The screenplay was written by director Matthew Vaughn and co-author Jane Goldman. Vaughn also direct and co-wrote with Goldman the fantasy flick ‘Stardust’. She is currently wrapping up the script for the next movie in the ‘X-Men franchise, ‘First Class’. Both are also rumored to be working on a sequel to this film. Their script here might seem like a harmless little comic book flick but it turned out that it stirred up more than a little controversy. Much of it has to do with the rather explicit portrayal of violence but even more is the fact that a sizable percentage of it is at the hands of a child; an eleven year old girl. The movie was well deserving of the ‘R’ rating provided by the MPAA with some in the camp that an NC-17 would have been more appropriate. I feel that more restrictive rating is overkill, no pun intended but parents would be wise to heed the constraints of a strong ‘R’. In many ways this film is reminiscent of the movie that began the career of Natalie Portman, ‘Leon’ or as the watered down American version was called ‘The Professional’. In it Portman play a prepubescent girl taken in by a professional killer who proceeds to teach her his trade. One thing about any art form, including cinema; those involved in its creation will push the limits. If you are offended then the way to express it is to not purchase a ticket, DVD or Blu-ray. The violence shown here is extreme but with the exception of the child in the middle of things, nothing that isn’t made worse in the regrettable torture oriented horror flicks. While I cannot condone what is presented here it is a valid expression and works as a parody of the violence depicted in many graphic novels. It is difficult to tell a story about vigilantism while keeping a moral high ground. If ‘Death Wish’ was about an under aged girl instead of an adult male you would wind up with something very close to what you have here.

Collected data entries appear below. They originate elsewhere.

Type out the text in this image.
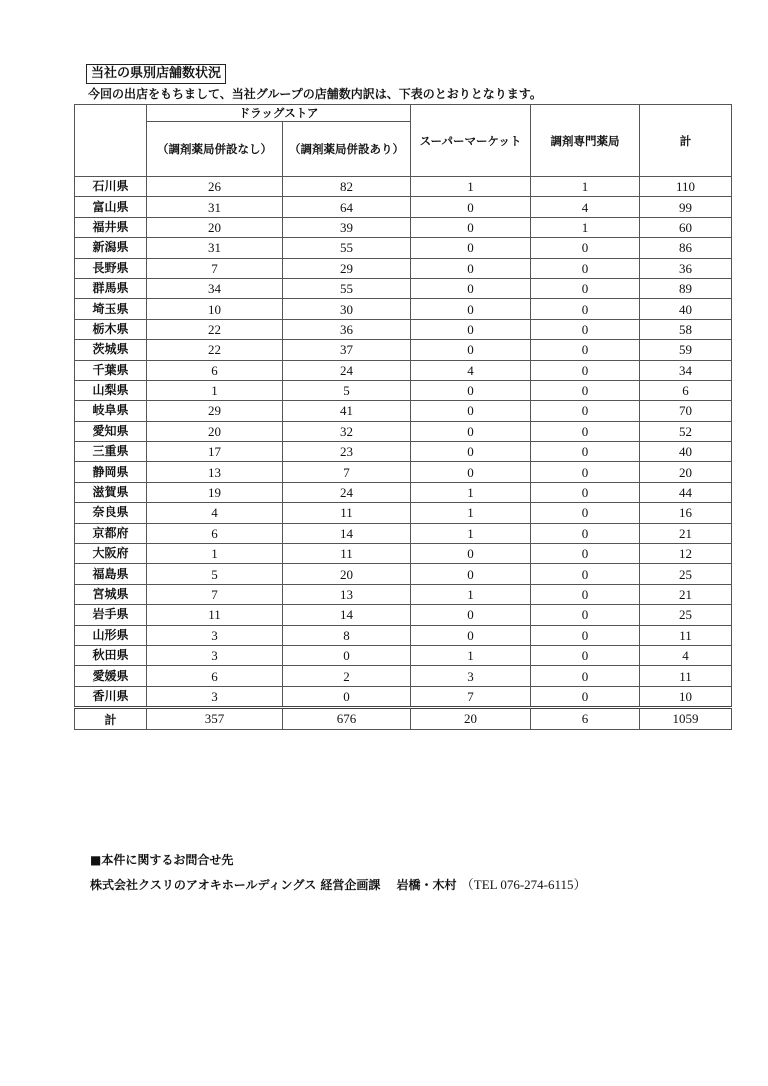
当社の県別店舗数状況
今回の出店をもちまして、当社グループの店舗数内訳は、下表のとおりとなります。
	ドラッグストア		スーパーマーケット	調剤専門薬局	計
	（調剤薬局併設なし）	（調剤薬局併設あり）			
石川県	26	82	1	1	110
富山県	31	64	0	4	99
福井県	20	39	0	1	60
新潟県	31	55	0	0	86
長野県	7	29	0	0	36
群馬県	34	55	0	0	89
埼玉県	10	30	0	0	40
栃木県	22	36	0	0	58
茨城県	22	37	0	0	59
千葉県	6	24	4	0	34
山梨県	1	5	0	0	6
岐阜県	29	41	0	0	70
愛知県	20	32	0	0	52
三重県	17	23	0	0	40
静岡県	13	7	0	0	20
滋賀県	19	24	1	0	44
奈良県	4	11	1	0	16
京都府	6	14	1	0	21
大阪府	1	11	0	0	12
福島県	5	20	0	0	25
宮城県	7	13	1	0	21
岩手県	11	14	0	0	25
山形県	3	8	0	0	11
秋田県	3	0	1	0	4
愛媛県	6	2	3	0	11
香川県	3	0	7	0	10
計	357	676	20	6	1059
■本件に関するお問合せ先
株式会社クスリのアオキホールディングス 経営企画課　 岩橋・木村 （TEL 076-274-6115）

Dave Lizewski (Aaron Johnson) is the stereotypical teen comic book nerd. He wonders about such strange things such as why no one ever decides to become a superhero. Dave concludes that although he lacks the ‘super’ aspect of the job description he wants to give it a shot. After donning a costume of his own design Dave attempts to foil a pair of thugs. Lamentably he is beaten to within an inch of his life, stabbed and hit by a car not to mention ridiculed for his outfit. After his recovery in the hospital the girl he is infatuated with, Katie Deauxma (Lyndsy Fonseca) is interested but only because she thinks he is gay and was raped by the thugs. One night Dave manages to help someone attacked by a group of toughs which shows up on the Net. Before he knows what is going on he has become an internet sensation, Kick-Ass. He sets up a MySpace page so people can contact him. Katie confides in Dave that a drug dealer is giving her trouble so he decides to intervene. Just as the drug dealer’s henchmen are about to get the best of him Kick-Ass is saved by an underage costumed crusader, Hit-Girl (Chloë Moretz) and her father, Big Daddy (Nicolas Cage). Consistent with the mythology embraced by many comic Kick-Ass’ archenemy is a former friend and hero, Red Mist (Christopher Mintz-Plasse) who ‘turns to the dark side’. The point made by many of the opponents of the film is valid. Hit Girl may not have seen the hormonal side of puberty yet but she racks up a formidable and gruesome body count. The thing is from a technical standpoint the film is well crafted. The pacing is impeccable; the exposition far above the norm for the genre and the acting is excellent. One point being made is the high level of violence prevalent in graphic novels and many movies currently popular.